Der Feuerschutz wird in der Gemeinde Brodersby-Goltoft durch die ortsansässige Feuerwehr gewährleistet. Die Löschwasserversorgung ist entsprechend den Vorgaben des Arbeitsblattes W 405 des DVGW sicherzustellen. Gemäß der Information zur Löschwasserversorgung des AGBF-Bund sollen die Abstände neu zu errichtender Hydranten 150 m nicht überschreiten. Für den ersten Löschangriff zur Brandbekämpfung und zur Rettung von Personen muss in einer Entfernung von maximal 75 m Lauflinie bis zum Zugang des Grundstücks von der öffentlichen Verkehrsfläche eine Entnahmestelle (Hydrant) vorhanden sein. Die Standorte der Hydranten sind mit Hinweisschildern für die Feuerwehr nach DIN 4066 zu kennzeichnen.

Im Westen des Plangebietes wird die geplante Zufahrtsstraße aufgeweitet, sodass hier eine Aufstellfläche für die Feuerwehrfahrzeuge entsteht, von der die Baugrenzen der geplanten Ferienhäuser max. 50 m entfernt liegen. Die äußeren Kanten der nördlichen Baugrenzen liegen in weniger als 50 m Entfernung von der nördlich verlaufenden Dorfstraße, sodass der Löscheinsatz auch von dort aus erfolgen könnte. Eine schriftliche Zustimmung des örtlichen Feuerwehrleiters zu den geplanten Flächen liegt der Gemeinde und dem Vorhabenträger vor.

In einer Entfernung von maximal 75 m Lauflinie vom Übergang der Zufahrt zum Ferienhaus-Sondergebiet (etwa in Höhe der vorgesehenen Bewegungsfläche für die Feuerwehr in Höhe der Stellplatzanlage) muss eine Löschwasserentnahmestelle für den ersten Löschangriff zur Brandbekämpfung hergestellt werden.

3.7 Immissionsschutz

3.7.1 Lärm

Im Rahmen des Planverfahrens zum vorhabenbezogenen Bebauungsplan Nr. 13 wurde durch das Ingenieurbüro für Akustik Busch aus Kronshagen im Januar 2024 eine schalltechnische Stellungnahme erbracht.

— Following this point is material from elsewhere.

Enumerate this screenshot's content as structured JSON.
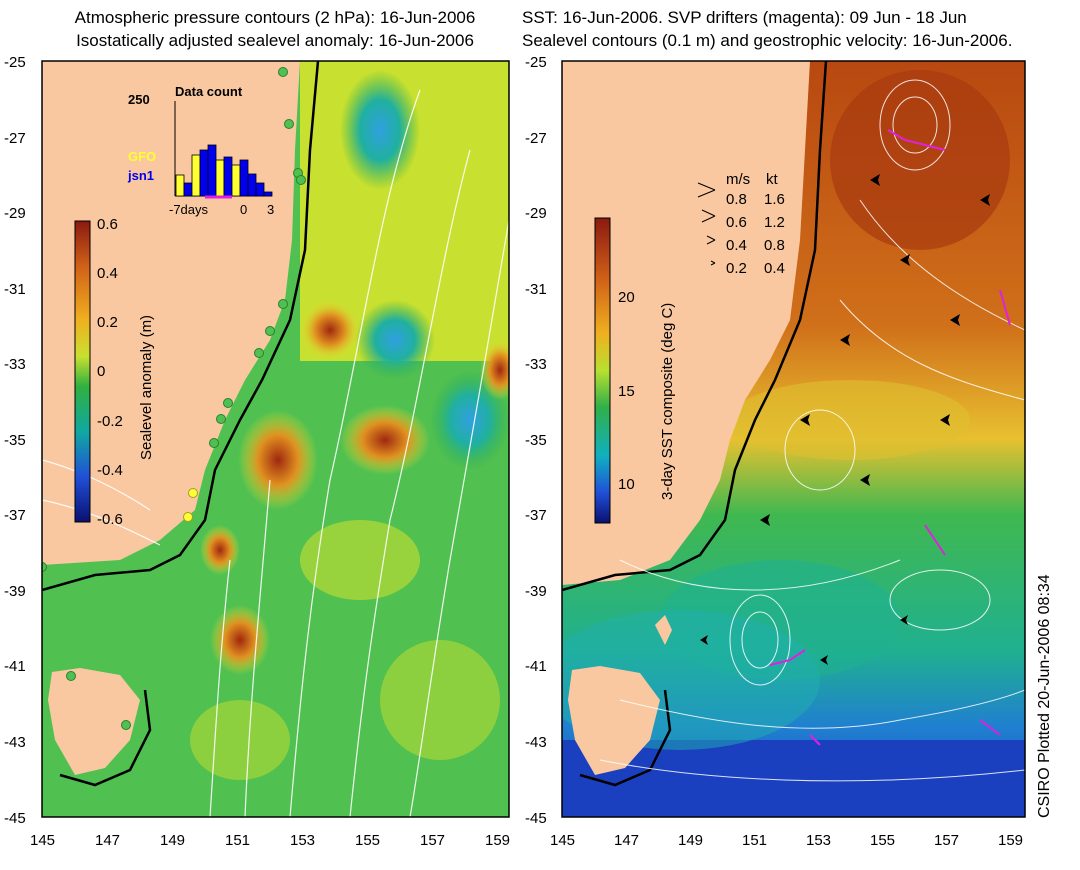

Die Untersuchung kommt zusammenfassend zu folgenden Ergebnissen:

Die Berechnungen ergeben, dass durch die Tischlerei und den landwirtschaftlichen Betrieb bei den maßgeblichen Immissionsorten innerhalb des Plangebietes (IO 1 und IO 2) tagsüber Beurteilungspegel zwischen 45 dB(A) und 51 dB(A) verursacht werden. Damit werden tagsüber die Anforderungen der DIN 18005 und der TA Lärm sowohl für Allgemeine Wohngebiete (WA) als auch für Mischgebiete (MI) erfüllt (siehe Tabelle 1 der Anlage 3 [der Untersuchung]).

Nachts wirken im Plangebiet die Schallimmissionen durch den nächtlichen Betrieb der nahegelegenen Landwirtschaft ein. Pegelbestimmend sind hierbei der Betrieb der Melkmaschine und die potenziellen Schlepperfahrten im Bereich des Kuhstalles. Die Berechnungen ergeben, dass nachts im Plangebiet Beurteilungspegel bis zu 42 dB(A) auftreten können. Im überwiegenden Plangebiet werden die Anforderungen der DIN 18005 und der TA Lärm sowohl für Allgemeine Wohngebiete (WA) als auch für Mischgebiete (MI) erfüllt. In einem Teilbereich (IO 2) werden ausschließlich die Anforderungen an MI eingehalten (siehe Tabelle 2 der Anlage 3 [der Untersuchung]).

Die Anforderungen der TA Lärm an Maximalpegel werden sowohl tagsüber als auch nachts im gesamten Plangebiet sowohl für WA als auch MI erfüllt (siehe Tabellen 3 und 4 der Anlage 3 [der Untersuchung]).

Die Berechnungen ergeben zudem, dass die Anforderungen der Anforderungen der DIN 18005 und der TA Lärm bei den maßgeblichen Immissionsorten außerhalb des Plangebietes ebenfalls erfüllt werden (siehe Tabellen 1 bis 4 der Anlage 3 [der Untersuchung]).

Betriebsabläufe wurden kumulativ und die Schallleistungspegel und Einwirkzeiten an der oberen Grenze des Vertrauensbereiches angesetzt. Es kann daher davon ausgegangen werden, dass die ermittelten Beurteilungspegel bei bestimmungsgemäßem Betrieb eher an der oberen Grenze des Vertrauensbereiches liegen.

Darüber hinaus wirken im Plangebiet auch die Schallimmissionen durch die K 119 ein. Die Berechnungen ergeben, dass die Beurteilungspegel sowohl tagsüber als auch nachts die schalltechnischen Orientierungswerte der DIN 18005 im gesamten Plangebiet deutlich unterschreiten (siehe Tabellen 1 und 2 der Anlage 3 [der Untersuchung]).

Aus schalltechnischer Sicht sind damit im Plangebiet die Anforderungen an gesunde Wohnverhältnisse in den Ferienhäusern gewahrt.